2. The method according to claim 1, wherein

the processing device performs the steps of:

determining in each target sequence, when sequences having high score values in the homology search are classified into the inputted nucleic acid sequences and the complementary strand sequences thereof, which of the sequences is larger in number; and

conducting correlation analysis, wherein

if the inputted nucleic acid sequences are determined to be larger in number as a result of the determination, the query sequence is handled as an analysis object sequence without change, and regarding the target sequences, inputted sequences are handled as analysis object sequences without change if the score value of the inputted nucleic acid sequence is higher, and complementary strand sequences of the inputted nucleic acid sequences are handled as analysis object sequences if the score value of the complementary strand sequence is higher, or

if complementary strand sequences are determined to be larger in number as a result of the determination, a complementary strand sequence of the query sequence is handled as an analysis object sequence, and regarding the target sequences, complementary strand sequences of the inputted sequences are handled as analysis object sequences if the score value of the inputted nucleic acid sequence is higher, and the inputted nucleic acid sequences are handled as analysis object sequences without change if the score value of the complementary strand sequence is higher.

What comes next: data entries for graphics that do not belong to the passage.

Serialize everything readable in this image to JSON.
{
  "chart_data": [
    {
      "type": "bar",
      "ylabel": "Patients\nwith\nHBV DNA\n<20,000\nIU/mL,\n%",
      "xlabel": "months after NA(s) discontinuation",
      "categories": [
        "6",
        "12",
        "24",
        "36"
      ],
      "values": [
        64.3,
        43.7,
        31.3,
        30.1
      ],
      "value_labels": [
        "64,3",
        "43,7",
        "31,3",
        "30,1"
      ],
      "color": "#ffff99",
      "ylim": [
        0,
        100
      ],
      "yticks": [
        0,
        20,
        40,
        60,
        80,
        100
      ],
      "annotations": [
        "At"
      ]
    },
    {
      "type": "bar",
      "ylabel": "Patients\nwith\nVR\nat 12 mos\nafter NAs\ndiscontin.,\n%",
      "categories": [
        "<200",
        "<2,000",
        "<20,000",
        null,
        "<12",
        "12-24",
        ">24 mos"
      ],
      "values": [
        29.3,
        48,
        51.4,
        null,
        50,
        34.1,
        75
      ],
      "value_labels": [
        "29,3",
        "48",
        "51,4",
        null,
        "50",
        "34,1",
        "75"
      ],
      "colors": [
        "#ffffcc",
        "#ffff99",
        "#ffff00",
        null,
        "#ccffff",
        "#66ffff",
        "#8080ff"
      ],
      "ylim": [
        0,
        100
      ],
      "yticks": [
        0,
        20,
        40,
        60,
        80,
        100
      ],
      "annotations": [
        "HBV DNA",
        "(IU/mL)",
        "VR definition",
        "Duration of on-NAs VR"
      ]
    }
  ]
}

3. A program for enabling a computer to perform the steps of:

handling one nucleic acid sequence of a plurality of inputted nucleic acid sequences as a query sequence and all the rest nucleic acid sequences as target sequences, and conducting a homology search among the query sequence, the target sequences, and complementary strand sequences thereof;

determining, on the basis of results of the homology search, whether the inputted nucleic acid sequences are used as analysis object sequences without change or whether complementary strand sequences of the inputted nucleic acid sequences are used as analysis object sequences in each of the inputted nucleic acid sequences, and conducting a correlation analysis among a plurality of the determined analysis object sequences; and

preparing, on the basis of results of the correlation analysis, a correlation diagram or a multiple alignment among the plurality of the nucleic acid sequences.

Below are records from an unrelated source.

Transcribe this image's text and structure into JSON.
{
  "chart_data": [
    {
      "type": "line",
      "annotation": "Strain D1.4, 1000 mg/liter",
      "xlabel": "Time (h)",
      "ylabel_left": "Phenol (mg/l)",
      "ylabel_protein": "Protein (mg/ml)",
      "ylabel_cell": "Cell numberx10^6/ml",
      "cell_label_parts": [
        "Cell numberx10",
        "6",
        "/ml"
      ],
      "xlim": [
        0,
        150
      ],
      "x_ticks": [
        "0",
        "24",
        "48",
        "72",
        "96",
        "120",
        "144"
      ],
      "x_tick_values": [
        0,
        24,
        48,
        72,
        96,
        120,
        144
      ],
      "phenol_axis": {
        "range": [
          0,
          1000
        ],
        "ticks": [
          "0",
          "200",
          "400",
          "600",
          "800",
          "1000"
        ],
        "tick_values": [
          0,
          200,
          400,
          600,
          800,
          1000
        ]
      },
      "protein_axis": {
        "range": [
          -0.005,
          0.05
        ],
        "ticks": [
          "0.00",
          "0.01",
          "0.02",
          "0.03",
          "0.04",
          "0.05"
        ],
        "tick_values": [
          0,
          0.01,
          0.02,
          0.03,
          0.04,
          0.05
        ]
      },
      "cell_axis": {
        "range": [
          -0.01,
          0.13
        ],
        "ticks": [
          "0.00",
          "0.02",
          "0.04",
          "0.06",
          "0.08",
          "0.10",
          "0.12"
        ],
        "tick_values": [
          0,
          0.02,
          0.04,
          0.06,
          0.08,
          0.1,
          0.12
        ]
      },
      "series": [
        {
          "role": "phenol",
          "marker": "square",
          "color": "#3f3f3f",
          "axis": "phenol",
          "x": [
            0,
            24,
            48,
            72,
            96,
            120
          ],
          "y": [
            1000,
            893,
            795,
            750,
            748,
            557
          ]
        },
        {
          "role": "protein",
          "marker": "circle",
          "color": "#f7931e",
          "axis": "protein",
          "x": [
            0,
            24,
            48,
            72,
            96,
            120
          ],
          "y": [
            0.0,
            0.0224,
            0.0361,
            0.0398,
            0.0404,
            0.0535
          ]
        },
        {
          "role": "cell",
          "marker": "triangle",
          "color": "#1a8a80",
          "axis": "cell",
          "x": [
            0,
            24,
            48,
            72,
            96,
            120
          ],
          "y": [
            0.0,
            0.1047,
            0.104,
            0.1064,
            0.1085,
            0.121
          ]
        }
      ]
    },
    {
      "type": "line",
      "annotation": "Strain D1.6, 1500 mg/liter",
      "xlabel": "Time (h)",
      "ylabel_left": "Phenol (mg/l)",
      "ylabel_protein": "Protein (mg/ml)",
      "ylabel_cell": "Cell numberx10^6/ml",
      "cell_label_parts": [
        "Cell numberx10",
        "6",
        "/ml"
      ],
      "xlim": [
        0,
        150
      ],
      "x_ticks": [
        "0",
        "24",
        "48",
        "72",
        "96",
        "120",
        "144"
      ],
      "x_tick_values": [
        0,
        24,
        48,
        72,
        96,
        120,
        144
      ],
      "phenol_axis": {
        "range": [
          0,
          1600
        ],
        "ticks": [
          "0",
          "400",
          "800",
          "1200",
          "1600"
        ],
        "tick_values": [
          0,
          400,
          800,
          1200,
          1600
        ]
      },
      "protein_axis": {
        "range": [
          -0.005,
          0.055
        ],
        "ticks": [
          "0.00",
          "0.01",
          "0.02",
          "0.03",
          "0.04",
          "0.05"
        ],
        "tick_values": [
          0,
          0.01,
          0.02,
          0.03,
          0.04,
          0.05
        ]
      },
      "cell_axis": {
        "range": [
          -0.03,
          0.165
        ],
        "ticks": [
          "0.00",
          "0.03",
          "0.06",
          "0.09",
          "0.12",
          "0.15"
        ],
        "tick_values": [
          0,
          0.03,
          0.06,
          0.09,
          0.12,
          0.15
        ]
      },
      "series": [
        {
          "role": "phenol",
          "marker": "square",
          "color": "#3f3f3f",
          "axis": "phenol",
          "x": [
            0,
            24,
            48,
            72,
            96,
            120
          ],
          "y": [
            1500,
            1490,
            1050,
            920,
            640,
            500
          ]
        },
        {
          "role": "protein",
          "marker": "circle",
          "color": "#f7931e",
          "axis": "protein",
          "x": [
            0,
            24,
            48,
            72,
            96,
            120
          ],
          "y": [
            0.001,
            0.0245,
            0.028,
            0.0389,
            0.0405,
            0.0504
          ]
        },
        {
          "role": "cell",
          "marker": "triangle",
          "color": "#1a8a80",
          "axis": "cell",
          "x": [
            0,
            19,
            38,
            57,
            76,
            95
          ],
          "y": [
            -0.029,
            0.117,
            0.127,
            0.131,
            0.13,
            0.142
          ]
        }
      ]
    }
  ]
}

4. The program according to claim 3, comprising the steps of:

determining in each target sequence, when sequences having high score values in the homology search are classified into the inputted nucleic acid sequences and the complementary strand sequences thereof, which of the sequences is larger in number; and

conducting correlation analysis, wherein

if the inputted nucleic acid sequences are determined to be larger in number as a result of the determination, the query sequence is handled as an analysis object sequence without change, and regarding the target sequences, inputted sequences are handled as analysis object sequences without change if the score value of the inputted nucleic acid sequence is higher, and complementary strand sequences of the inputted nucleic acid sequences are handled as analysis object sequences if the score value of the complementary strand sequence is higher, or

if complementary strand sequences are determined to be larger in number as a result of the determination, a complementary strand sequence of the query sequence is handled as an analysis object sequence, and regarding the target sequences, complementary strand sequences of the inputted sequences are handled as analysis object sequences if the score value of the inputted nucleic acid sequence is higher, and the inputted nucleic acid sequences are handled as analysis object sequences without change if the score value of the complementary strand sequence is higher.